Well, if the public outcry, the formation of a parliamentary ad hoc committee and President Leonid Kuchma's request for daily updates does not mean that Mr. Gongadze had some influence over political affairs, then what does? And even if he didn't, the disappearance of a member of the fifth estate - especially one who published controversial items of a political nature, cannot be quickly dismissed as being outside the political realm.

This ridiculous public uttering by Mr. Dzhyha is only one of several moments in the Gongadze affair that leaves one wondering just why law enforcement officials find it so difficult to cooperate with the public in this investigation. It also forces one to consider whether there may be something to cover up. And if not, then the only thing left to believe is that the whole thing has been bumbled horribly thus far - not only politically but criminologically as well.

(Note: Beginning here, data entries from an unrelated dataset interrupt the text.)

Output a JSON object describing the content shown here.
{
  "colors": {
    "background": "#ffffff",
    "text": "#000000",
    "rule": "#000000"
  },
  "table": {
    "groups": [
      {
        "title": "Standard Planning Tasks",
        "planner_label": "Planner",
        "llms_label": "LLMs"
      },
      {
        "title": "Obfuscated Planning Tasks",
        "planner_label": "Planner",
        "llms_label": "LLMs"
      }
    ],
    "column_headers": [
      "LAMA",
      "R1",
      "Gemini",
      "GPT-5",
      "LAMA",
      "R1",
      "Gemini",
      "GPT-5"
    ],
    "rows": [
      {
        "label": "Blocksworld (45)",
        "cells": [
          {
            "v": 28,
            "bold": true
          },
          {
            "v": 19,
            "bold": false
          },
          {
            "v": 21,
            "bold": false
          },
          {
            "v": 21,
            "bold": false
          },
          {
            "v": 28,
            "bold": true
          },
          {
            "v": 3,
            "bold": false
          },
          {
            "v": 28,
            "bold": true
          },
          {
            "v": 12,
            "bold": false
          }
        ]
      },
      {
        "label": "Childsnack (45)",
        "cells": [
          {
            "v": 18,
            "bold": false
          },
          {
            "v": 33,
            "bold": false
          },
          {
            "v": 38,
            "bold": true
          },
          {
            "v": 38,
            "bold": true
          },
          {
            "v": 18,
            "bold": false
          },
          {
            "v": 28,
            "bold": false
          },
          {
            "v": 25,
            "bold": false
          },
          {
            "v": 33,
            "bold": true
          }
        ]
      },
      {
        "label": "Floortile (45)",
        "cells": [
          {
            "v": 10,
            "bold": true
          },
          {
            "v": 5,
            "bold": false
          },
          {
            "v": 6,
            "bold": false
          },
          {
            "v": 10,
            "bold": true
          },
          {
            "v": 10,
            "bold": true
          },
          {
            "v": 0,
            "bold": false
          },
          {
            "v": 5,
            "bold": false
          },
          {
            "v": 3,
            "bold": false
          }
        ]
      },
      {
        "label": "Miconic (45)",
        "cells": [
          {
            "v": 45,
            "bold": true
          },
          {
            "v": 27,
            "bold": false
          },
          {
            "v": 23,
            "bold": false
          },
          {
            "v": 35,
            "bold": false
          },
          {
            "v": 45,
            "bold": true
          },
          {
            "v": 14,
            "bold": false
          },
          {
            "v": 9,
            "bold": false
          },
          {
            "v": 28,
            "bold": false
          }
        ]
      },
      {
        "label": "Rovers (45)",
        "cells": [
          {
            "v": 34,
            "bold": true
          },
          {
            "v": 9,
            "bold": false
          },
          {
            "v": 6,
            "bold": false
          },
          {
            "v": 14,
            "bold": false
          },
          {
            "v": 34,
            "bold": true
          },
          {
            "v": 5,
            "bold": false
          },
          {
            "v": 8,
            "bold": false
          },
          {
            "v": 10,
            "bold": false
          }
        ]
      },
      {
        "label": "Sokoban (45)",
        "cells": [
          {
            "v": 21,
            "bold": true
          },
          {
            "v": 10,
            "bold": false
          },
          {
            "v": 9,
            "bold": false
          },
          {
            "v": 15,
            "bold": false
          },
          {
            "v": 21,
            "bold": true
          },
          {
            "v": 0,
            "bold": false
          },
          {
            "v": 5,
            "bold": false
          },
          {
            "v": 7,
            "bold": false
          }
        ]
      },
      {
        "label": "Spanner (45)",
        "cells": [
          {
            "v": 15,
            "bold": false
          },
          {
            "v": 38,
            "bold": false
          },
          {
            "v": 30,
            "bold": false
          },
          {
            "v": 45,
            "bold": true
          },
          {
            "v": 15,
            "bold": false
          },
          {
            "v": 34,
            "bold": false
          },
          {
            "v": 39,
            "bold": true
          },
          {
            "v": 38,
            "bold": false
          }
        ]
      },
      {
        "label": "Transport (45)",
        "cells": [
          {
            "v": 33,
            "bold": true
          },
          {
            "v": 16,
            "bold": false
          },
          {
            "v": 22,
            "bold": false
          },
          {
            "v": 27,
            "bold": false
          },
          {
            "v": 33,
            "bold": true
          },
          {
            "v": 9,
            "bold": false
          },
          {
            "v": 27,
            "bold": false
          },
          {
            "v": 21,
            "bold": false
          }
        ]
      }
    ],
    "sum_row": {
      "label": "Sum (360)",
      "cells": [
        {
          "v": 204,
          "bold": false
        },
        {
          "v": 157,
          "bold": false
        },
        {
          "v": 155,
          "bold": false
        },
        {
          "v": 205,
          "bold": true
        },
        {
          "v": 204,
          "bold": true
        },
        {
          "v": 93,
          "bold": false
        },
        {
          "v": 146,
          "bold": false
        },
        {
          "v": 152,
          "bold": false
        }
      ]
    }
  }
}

Consider this: Ukraine's top cop, Minister of Internal Affairs Yurii Kravchenko, decides to ignore a request from the Verkhovna Rada that he appear before the full parliamentary body to answer questions on the disappearance of the young journalist. He opts instead to travel to Kharkiv for the opening of the police academy school year instead, while sending Mr. Dzhyha to face lawmakers' questions. The Verkhovna Rada refuses to listen to Mr. Dzhyha. After Mr. Dzhyha's statements to the press, Mr. Kravchenko corrects the public record and acknowledges that political motives still are being considered.

Leonid Derkach, director of the Security Service of Ukraine, announces that Mr. Gongadze had been seen in a café that he frequented regularly two days after his disappearance. An investigation by a local television crew turns up no names or faces of individuals willing to claim they saw the missing journalist.

As much as law enforcement officials may want the Gongadze case to vanish, much as Mr. Gongadze has, that will not happen. The Kyiv press, united as it rarely has been, is determined to keep Mr. Gongadze's name and face in the public domain, and to keep pressuring politicians and law enforcement officials to either find the young reporter or give an accurate public reckoning of what happened to him.

The disappearance has also brought much-needed international attention to the critical state of Ukraine's mass media. Prominent international watchdog organizations such as Amnesty International and the Committee to Protect Journalists have gotten involved and have demanded better safeguards for members of the mass media. There is a new domestic and international dialogue on Ukrainian press freedoms.

There is little hope that Mr. Gongadze will be found alive. One can only hope that his tragic case will help achieve what he so tirelessly pursued in the last months before his disappearance: that Ukraine's media will be free to gather and publish information according to Western ethics and standards, and without untenable sanctions or intimidation from either the public or the private sectors. That is what Mr. Gongadze was fighting for; his colleagues and all rights advocates must continue that struggle.